TRIUMPH TR3 (1955 - 1962)

S'il en est une qui incarne typiquement l'idée qu'on se fait du roadster à l'anglaise, c'est bien la Triumph TR3. Par son look déjà, inspiré de celui de la Jaguar XK120, le succès de l'époque. Il a été introduit en série sur la TR2 en 1953, elle-même version corrigée du prototype 20TS (ou TR1) de 1952. Triumph voulait se doter d'une petite voiture de sport, et à défaut de réussir à racheter Morgan, il a créé ce modèle, techniquement simple : châssis en échelle, train avant à bras superposés, propulsion, essieu arrière rigide, ressorts à lames… Sous le capot se trouve le 2,0 l culbuté (90 ch) fourni par Standard, propriétaire de Triumph. La TR2 s'étant bien vendue aux USA, elle évolue dès 1955 pour devenir la TR3. Celle-ci passe à 95 ch puis 100 ch, la calandre est désormais affleurante et la carrosserie se veut plus coquette par l'ajout de charnières de coffre chromées. Un semblant de banquette arrière est installé, et un hard-top arrive en option. Le succès se renforce, la clientèle appréciant le look, l'aspect essentiel et les performances : la TR3 flirte avec les 170 km/h et affiche un prix raisonnable. Dès la fin 1956, elle se place par ses freins à la pointe de la modernité puisqu'elle adopte des disques à l'avant. Puissants et équilibrés, ils renforcent ainsi les aptitudes sportives de l'auto, son comportement routier étant efficace et ses performances élevées pour l'époque. Même le confort est plutôt apprécié, si ce n'est que l'essieu arrière a tendance à tressauter sur les aspérités. La lourdeur et le manque de précision de la direction suscitent, en revanche, des critiques. En 1957, la Triumph bénéficie de modifications importantes, puisque la calandre est élargie, les projecteurs repoussés vers l'arrière et les pare-chocs revus. Renommée officieusement TR3A (pour America), elle remporte un grand succès.
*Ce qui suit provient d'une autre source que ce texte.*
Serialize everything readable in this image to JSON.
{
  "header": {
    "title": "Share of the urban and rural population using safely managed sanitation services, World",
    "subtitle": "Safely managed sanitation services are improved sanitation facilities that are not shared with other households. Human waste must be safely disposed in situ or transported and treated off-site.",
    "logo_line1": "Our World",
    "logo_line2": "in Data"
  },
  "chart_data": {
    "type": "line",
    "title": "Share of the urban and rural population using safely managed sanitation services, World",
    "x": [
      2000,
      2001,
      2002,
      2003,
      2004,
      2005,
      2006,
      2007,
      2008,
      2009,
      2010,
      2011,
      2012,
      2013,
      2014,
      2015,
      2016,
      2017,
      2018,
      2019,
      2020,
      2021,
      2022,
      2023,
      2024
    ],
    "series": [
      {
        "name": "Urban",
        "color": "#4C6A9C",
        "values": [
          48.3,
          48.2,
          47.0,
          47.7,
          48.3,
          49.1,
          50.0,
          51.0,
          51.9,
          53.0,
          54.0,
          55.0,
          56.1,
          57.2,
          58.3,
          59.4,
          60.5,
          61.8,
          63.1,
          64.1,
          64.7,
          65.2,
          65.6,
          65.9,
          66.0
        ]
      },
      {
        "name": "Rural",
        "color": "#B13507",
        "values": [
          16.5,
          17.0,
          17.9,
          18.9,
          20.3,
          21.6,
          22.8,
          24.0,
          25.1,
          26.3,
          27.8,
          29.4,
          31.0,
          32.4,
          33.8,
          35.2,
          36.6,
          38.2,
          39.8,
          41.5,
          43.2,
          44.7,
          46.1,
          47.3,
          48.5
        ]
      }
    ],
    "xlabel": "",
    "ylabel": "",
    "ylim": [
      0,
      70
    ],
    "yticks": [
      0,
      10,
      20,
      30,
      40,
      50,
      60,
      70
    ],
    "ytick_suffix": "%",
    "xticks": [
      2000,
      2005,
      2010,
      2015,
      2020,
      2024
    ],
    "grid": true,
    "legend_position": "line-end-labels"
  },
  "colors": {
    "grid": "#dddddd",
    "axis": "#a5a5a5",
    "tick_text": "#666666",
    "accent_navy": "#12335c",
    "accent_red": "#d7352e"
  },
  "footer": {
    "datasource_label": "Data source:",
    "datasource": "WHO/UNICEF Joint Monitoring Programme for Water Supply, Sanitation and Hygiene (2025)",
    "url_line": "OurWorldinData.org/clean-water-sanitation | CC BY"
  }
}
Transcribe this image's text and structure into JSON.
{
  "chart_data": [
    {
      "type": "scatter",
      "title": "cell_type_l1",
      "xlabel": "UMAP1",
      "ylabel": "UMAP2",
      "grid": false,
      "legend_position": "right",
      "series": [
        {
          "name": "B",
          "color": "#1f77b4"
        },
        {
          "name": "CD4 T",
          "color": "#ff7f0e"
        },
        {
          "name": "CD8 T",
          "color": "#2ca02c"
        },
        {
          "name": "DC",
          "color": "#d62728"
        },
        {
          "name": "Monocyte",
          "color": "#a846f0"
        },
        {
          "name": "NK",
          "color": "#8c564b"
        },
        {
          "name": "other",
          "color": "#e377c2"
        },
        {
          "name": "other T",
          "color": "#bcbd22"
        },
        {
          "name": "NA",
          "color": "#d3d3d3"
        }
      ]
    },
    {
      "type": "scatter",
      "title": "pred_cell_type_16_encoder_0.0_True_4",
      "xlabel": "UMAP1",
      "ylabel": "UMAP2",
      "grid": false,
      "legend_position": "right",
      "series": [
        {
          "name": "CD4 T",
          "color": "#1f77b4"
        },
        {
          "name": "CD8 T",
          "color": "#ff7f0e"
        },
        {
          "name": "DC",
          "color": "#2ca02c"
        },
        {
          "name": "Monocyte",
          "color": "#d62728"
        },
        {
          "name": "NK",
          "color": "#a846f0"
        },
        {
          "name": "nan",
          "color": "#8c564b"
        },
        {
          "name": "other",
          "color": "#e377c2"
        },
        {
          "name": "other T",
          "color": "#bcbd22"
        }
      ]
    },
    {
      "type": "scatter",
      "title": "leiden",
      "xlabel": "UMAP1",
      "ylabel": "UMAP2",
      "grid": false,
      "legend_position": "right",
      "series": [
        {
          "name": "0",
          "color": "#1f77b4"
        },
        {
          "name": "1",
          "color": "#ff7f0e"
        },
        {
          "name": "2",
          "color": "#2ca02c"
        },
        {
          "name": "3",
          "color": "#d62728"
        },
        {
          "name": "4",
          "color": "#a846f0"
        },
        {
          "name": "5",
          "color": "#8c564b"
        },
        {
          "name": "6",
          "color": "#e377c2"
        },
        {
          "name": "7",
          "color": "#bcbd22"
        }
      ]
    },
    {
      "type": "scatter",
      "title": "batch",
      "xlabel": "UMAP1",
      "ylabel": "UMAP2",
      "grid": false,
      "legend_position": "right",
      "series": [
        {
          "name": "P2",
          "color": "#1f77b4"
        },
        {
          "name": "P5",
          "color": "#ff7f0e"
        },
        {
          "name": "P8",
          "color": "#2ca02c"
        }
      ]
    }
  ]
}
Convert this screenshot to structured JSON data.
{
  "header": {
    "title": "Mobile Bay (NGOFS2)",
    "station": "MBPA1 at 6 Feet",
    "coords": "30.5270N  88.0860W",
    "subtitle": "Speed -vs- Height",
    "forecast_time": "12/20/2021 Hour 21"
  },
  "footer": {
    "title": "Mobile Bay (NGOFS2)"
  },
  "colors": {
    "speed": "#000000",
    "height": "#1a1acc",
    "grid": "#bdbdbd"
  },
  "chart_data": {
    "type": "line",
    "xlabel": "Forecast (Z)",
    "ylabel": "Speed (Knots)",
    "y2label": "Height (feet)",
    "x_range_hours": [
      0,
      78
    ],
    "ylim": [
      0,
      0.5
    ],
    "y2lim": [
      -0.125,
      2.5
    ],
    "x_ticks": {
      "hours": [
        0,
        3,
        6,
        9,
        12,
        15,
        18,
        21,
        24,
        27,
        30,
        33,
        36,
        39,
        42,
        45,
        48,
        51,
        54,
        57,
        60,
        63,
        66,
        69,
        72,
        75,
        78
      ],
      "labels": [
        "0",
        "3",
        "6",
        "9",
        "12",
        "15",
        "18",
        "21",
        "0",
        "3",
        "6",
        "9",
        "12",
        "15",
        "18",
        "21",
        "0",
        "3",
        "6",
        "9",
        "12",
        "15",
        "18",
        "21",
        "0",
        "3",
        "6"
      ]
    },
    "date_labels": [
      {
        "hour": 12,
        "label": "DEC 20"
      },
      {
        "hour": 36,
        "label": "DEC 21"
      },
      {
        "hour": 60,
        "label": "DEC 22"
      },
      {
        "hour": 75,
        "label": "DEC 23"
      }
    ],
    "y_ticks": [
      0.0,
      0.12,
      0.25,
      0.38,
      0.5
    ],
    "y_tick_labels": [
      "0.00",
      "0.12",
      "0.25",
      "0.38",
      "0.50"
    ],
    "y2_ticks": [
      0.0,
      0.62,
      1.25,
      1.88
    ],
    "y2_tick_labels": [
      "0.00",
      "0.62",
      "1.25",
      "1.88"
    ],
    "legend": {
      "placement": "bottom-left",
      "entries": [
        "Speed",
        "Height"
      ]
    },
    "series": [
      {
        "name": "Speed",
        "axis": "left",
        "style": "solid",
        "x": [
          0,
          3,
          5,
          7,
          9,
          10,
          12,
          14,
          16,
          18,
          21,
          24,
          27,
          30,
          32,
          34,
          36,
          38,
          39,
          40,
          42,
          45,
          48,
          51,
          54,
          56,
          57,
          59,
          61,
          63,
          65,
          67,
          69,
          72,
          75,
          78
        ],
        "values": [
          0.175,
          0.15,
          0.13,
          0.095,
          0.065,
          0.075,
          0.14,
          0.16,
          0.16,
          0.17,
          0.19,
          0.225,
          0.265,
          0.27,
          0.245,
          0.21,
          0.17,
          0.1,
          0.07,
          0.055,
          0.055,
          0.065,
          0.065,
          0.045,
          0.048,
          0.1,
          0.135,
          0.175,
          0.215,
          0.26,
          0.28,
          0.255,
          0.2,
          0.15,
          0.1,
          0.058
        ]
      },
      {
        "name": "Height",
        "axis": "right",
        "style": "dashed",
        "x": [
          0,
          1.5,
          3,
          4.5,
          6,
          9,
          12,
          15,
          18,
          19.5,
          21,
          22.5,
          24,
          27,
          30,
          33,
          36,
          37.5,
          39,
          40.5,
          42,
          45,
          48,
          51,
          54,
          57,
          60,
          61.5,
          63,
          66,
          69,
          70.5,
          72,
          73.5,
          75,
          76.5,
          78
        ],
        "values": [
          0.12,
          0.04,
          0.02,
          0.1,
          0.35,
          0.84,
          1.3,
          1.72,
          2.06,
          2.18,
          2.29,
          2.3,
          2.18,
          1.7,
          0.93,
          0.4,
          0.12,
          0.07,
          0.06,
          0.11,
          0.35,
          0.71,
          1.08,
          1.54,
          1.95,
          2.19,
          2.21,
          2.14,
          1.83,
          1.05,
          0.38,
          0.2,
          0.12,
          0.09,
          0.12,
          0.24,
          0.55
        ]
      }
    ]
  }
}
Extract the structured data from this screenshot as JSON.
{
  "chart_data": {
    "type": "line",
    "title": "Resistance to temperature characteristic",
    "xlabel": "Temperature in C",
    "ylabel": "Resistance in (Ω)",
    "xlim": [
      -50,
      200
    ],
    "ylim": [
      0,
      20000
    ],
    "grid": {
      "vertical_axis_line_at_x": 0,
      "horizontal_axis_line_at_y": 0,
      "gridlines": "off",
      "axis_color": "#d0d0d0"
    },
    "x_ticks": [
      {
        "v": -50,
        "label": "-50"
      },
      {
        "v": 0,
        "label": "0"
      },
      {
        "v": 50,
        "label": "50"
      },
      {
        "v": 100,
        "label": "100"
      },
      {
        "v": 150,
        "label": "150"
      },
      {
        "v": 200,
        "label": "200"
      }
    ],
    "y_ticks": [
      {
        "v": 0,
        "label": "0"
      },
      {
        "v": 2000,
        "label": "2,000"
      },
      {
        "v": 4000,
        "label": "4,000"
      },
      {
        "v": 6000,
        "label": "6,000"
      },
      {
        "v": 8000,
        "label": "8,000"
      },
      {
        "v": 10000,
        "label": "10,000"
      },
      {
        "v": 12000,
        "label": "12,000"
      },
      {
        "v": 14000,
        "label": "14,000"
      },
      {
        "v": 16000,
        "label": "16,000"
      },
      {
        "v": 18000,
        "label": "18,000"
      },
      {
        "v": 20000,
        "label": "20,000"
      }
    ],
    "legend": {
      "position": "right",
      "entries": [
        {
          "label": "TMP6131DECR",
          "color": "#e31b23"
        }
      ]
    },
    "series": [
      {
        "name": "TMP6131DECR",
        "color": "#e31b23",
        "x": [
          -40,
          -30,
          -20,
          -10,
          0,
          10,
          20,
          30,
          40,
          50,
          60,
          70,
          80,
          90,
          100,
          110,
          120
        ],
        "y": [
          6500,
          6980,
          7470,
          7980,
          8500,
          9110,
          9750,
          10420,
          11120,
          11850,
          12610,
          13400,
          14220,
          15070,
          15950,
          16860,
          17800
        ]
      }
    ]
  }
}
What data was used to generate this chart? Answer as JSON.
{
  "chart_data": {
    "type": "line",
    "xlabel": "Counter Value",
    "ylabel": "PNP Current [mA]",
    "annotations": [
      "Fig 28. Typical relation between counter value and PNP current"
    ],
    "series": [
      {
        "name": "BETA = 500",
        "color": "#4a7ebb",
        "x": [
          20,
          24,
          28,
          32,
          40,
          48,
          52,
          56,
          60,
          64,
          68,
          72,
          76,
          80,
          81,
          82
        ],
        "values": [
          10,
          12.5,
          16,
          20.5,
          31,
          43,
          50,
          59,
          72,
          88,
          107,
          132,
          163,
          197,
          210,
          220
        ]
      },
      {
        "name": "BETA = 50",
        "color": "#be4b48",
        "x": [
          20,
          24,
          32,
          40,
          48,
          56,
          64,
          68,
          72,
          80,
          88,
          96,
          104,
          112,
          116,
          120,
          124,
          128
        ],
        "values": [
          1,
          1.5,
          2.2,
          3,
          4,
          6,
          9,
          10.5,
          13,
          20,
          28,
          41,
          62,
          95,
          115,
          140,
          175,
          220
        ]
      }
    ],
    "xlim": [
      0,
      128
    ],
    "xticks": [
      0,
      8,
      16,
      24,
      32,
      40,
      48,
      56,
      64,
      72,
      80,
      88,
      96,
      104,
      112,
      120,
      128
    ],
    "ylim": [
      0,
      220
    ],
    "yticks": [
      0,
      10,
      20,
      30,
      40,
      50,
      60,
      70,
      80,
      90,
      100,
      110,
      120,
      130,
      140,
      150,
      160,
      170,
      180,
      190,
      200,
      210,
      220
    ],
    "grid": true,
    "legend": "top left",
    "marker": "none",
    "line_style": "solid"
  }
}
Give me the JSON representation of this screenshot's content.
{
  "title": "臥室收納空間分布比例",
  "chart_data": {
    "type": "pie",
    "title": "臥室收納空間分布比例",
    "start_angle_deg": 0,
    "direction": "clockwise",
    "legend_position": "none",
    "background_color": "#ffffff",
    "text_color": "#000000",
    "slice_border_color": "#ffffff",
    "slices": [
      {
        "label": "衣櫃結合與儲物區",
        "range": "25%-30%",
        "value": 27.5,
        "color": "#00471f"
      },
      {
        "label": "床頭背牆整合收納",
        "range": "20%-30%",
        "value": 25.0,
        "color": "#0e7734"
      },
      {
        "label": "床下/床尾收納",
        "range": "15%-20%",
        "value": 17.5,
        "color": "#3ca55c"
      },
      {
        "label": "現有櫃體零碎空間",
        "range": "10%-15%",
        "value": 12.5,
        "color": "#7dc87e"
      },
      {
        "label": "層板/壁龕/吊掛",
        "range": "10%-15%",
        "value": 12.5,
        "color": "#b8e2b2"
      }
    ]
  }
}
À tel point qu'en 1961, quand apparaît sa remplaçante TR4, celle-ci se voit rejetée par les revendeurs américains, obligeant Triumph à modifier la TR3 en la dotant du moteur 2,1 l (105 ch) et de la boîte entièrement synchronisée de celle qui aurait dû lui succéder. Devenue – officieusement encore – B, la TR3 se vendra jusqu'à la fin 1962. En tout, ce vrai roadster a été produit à 75 020 unités, dont 13 377 jusqu'en 1956, puis 58 309 en A et 3 334 en B.

Fiabilité

Certes appréciée en son temps pour sa robustesse mécanique, la TR3 a toujours rouillé copieusement, même quand elle était neuve ! Ce sera donc le point à surveiller en priorité, surtout qu'une belle peinture peut servir de cache-misère. Pour le reste, on contrôlera la voiture classiquement, avec l'aide d'un pro histoire de vérifier que le châssis n'est pas tordu. Pas de souci côté entretien, la voiture est simple, les pièces abondantes et le Triumph Club de France très actif.

La cote

Vendue 15 460 F en 1961 (25 300 € actuels), la TR3 bénéficie d'une cote solide, quelle que soit sa version. La plus répandue, la A, revient à 34 000 € pour un très bel exemplaire ne nécessitant pas de retouches. Comptez 2 000 € supplémentaires pour une B et encore 4 000 € de plus pour un modèle initial. Évidemment, ces valeurs varient en fonction de l'état, certains exemplaires étant mieux restaurés que d'autres. En tout cas, elles sont stables.